Figura 1: Entrada da empresa ARMIL, em Parelhas/RN
Fonte: Acervo Pessoal (2024)
2.2 LOCALIZAÇÃO GEOGRÁFICA E GEOLOGIA REGIONAL
Figura 2: Localização do município de Parelhas/RN
7
Fonte: FamilySearch (2024).
Parelhas está localizada no estado do Rio Grande do Norte, Brasil, na região do
Seridó. A cidade está situada a aproximadamente 230 km da capital, Natal.
A geologia da região de Parelhas é bastante diversificada, com predominância de
formações geológicas que incluem rochas ígneas, metamórficas e sedimentares. O
município é conhecido pela presença de quartzitos (Figura 3), que são amplamente
explorados pelas empresas de mineração atuantes no presente trabalho.
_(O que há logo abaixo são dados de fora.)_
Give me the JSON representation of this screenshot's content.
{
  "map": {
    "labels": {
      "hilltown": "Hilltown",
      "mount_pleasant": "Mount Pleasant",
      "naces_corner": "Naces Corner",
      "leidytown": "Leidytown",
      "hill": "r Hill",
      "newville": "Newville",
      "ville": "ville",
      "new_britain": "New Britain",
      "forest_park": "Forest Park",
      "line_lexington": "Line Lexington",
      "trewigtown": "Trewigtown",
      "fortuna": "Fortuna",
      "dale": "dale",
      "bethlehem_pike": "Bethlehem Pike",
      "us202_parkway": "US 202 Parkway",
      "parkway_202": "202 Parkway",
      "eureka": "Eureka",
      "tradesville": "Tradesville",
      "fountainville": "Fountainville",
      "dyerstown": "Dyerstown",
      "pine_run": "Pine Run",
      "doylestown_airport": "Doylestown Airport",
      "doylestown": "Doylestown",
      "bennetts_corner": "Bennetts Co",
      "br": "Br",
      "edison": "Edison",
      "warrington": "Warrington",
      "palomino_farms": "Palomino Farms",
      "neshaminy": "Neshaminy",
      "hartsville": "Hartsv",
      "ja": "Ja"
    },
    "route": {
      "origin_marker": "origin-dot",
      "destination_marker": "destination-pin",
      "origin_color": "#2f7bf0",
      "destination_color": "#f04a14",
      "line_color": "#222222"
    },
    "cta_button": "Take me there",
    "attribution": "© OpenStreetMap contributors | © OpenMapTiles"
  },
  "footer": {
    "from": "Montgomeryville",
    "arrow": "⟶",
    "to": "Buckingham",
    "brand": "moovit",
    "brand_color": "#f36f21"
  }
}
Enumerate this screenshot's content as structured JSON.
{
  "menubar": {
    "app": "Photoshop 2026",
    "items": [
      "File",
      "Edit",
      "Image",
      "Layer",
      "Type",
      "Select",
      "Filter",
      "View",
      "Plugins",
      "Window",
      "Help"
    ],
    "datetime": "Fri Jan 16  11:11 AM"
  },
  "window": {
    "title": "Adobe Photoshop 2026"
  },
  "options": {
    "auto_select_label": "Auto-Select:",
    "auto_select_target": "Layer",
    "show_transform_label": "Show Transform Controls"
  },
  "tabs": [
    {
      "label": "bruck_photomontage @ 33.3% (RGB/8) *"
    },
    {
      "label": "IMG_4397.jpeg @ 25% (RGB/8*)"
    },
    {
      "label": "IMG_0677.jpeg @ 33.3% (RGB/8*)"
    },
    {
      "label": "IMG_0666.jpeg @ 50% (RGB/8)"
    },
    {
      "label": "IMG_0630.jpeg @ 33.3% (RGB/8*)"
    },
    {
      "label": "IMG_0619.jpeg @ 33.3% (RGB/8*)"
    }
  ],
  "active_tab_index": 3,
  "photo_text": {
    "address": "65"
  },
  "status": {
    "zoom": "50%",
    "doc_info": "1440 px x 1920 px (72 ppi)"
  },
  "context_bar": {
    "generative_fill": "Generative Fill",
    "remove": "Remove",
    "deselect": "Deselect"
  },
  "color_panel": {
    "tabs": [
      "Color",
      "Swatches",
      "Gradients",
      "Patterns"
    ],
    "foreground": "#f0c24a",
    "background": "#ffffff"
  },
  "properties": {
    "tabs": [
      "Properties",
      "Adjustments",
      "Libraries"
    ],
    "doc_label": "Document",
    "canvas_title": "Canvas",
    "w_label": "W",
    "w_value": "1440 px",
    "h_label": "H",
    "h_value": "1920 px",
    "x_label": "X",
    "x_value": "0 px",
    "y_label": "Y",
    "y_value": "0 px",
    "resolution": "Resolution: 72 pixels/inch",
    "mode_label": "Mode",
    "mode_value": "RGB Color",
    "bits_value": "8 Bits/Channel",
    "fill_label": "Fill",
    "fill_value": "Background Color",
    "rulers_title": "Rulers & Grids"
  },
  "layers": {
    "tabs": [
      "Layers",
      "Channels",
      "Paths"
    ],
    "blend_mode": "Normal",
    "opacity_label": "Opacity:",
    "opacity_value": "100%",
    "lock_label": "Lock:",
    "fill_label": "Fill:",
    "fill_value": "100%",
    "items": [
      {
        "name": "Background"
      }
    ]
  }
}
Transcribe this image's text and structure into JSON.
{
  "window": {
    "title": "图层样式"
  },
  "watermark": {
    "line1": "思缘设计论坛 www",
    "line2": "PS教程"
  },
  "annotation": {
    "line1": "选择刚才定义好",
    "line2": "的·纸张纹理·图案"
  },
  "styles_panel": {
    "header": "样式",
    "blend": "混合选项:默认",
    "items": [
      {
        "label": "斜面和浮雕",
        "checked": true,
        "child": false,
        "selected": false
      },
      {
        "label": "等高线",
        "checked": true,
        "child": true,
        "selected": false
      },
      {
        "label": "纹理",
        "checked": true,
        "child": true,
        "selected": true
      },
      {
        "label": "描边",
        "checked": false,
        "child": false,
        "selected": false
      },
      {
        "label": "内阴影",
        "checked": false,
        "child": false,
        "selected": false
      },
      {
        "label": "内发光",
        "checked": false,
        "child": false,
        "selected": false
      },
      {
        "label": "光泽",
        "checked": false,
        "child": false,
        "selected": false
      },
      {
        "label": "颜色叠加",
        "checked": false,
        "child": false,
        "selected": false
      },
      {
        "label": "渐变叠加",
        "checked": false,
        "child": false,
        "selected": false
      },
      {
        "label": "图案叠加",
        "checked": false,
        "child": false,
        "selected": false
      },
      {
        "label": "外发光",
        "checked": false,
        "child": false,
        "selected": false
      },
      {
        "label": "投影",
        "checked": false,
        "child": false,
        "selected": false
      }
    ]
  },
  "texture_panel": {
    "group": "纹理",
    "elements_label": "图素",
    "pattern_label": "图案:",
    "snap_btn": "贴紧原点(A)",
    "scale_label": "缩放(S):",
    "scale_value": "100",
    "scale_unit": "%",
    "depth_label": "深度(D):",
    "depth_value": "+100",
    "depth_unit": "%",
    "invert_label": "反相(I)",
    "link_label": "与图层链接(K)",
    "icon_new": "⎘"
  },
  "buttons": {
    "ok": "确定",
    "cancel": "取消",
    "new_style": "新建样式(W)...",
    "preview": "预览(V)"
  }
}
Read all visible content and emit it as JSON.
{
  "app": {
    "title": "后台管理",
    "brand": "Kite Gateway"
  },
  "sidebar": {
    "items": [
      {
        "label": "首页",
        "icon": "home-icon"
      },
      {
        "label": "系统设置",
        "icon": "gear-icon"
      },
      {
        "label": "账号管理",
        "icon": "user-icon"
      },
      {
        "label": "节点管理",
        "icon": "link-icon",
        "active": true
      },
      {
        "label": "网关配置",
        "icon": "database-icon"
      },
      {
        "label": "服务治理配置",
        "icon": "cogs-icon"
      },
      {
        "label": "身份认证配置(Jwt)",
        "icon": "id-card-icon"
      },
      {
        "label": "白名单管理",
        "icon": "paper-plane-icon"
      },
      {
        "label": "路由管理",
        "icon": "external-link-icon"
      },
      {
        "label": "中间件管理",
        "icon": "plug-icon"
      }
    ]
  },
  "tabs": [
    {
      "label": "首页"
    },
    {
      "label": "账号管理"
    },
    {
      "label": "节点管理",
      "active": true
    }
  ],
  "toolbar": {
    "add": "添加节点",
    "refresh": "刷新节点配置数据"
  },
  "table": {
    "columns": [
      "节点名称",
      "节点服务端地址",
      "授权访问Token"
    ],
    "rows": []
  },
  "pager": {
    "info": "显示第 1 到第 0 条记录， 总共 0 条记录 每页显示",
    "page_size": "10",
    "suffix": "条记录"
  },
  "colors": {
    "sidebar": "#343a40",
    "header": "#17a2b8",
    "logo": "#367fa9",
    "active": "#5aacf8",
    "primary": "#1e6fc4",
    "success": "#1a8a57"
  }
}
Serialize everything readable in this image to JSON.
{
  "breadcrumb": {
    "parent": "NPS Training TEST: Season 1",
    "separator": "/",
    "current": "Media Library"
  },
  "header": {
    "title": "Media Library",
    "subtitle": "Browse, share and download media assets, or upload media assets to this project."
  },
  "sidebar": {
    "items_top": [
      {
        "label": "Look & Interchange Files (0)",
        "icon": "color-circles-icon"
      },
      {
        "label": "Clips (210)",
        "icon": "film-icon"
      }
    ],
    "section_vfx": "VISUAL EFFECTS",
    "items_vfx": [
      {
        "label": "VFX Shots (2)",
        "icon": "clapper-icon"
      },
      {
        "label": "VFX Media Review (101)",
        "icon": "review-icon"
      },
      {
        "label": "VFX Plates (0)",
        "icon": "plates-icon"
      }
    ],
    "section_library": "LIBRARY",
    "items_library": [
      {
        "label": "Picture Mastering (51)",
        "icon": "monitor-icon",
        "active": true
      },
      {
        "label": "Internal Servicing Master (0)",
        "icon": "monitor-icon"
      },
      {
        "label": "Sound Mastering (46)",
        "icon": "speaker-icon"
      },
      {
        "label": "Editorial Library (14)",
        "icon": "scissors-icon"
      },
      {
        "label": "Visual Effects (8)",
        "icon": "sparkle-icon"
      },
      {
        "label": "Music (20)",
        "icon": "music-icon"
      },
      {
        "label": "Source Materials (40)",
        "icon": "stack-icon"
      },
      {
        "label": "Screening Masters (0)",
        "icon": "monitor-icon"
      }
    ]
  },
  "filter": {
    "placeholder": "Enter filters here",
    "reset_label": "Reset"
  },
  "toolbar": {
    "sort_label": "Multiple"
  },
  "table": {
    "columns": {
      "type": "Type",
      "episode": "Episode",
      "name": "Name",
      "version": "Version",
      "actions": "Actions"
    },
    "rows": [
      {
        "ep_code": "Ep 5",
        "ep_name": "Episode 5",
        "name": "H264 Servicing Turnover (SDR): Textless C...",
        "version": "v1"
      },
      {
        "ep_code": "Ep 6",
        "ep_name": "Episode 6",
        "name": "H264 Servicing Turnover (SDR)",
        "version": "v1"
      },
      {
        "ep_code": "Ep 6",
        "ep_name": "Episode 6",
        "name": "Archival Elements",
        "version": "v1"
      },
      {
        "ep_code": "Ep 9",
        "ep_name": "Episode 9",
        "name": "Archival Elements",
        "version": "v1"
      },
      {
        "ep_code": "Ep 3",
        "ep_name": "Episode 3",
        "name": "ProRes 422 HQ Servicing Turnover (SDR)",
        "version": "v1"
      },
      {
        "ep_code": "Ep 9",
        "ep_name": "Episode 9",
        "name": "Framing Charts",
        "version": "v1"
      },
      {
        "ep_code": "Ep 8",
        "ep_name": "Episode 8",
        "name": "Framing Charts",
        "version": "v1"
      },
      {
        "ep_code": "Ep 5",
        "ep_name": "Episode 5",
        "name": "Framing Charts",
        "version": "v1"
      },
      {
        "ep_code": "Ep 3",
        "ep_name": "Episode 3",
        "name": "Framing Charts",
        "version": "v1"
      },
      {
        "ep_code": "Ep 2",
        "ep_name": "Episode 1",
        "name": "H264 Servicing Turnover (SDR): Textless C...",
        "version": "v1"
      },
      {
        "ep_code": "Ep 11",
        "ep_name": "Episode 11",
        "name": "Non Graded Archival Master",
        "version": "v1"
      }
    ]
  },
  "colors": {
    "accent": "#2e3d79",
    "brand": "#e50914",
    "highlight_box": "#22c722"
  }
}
Figura 3: Mapa litológico simplificado do Rio Grande do Norte
Fonte: FAPERN (2006).
2.3 DESMONTE E LAVRA
As minas da Armil em Parelhas são a céu aberto e há em média 3 detonações por
mês, usando de explosivos granulados e encartuchados com uma razão de
carregamento de 0,560kg/m^3. Possui malha A = 1,30m - E = 1,70m.
Para a lavra são usados os equipamentos de furação PW5000 e o compressor
XMS400, tendo apoio da escavadeira hidráulica CAT360, pá carregadeira CAT930 e
um caminhão basculhante com capacidade de 9m^3.
Como a visita ao local não foi possível, todas as poucas informações presentes
foram fornecidas pelo engenheiro da mina.
8
2.4 CONTROLE DE QUALIDADE
O controle de qualidade em relação aos produtos minerais requisitados pelos
clientes da Armil e CGM é de suma importância para a continuação do contrato entre
eles, haja vista o asseguramento pelo contratado dos requisitos técnicos essenciais
que o comprador apela.
Durante a visita técnica às empresas Armil e CGM, em Parelhas/RN, os técnicos
de mineração efetivos e estagiários da empresas expuseram a sequência e todos os
controles de qualidade das empresas. Entre eles, há as seguintes etapas:
amostragem, ensaio químico, ensaio físico, controle estatístico do processo, geração
de relatórios para assegurar ao comprador a qualidade do produto (conforme
ABNT), testes cerâmicos, ensaios de comparação com padrões.
A amostragem consiste na coleta representativa de amostras em diferentes
etapas da prospecção mineral, contudo, com ênfase no produto final, a fim de
garantir que não haja nenhum desvio do padrão requisitado pelo cliente.
Por conseguinte, a análise química assegura a pureza do produto final, o qual
definirá importantes características fisico-químicas da futura cerâmica produzida.
Nas empresas visitadas, usam-se o espectrofotômetro de absorção atômica para
verificar a composição química como um todo das amostras analisadas. Outrossim,
caso as amostras apresentem alto teor de pureza de certo mineral, para atenderem
os requisitos técnicos dos clientes e para não aumentar consideravelmente o valor
de seu produto, o qual rescindiria acordos antes feitos, a Armil e CGM optam por
fazer um blend entre produtos com baixas e altas concentrações. Logo, o resultado
é uma concentração dentro do comum visto no mercado e com o preço adequado ao
que se é pedido.
Também no teste químico, é analisado a concentração de sílica (SiO2), alumina,
(Al2O3), óxido de ferro (Fe2O3) e óxidos alcalinos, que, no geral, se caracterizam
como ametais associados ao oxigênio, como óxido de potássio (K2O), Na2O.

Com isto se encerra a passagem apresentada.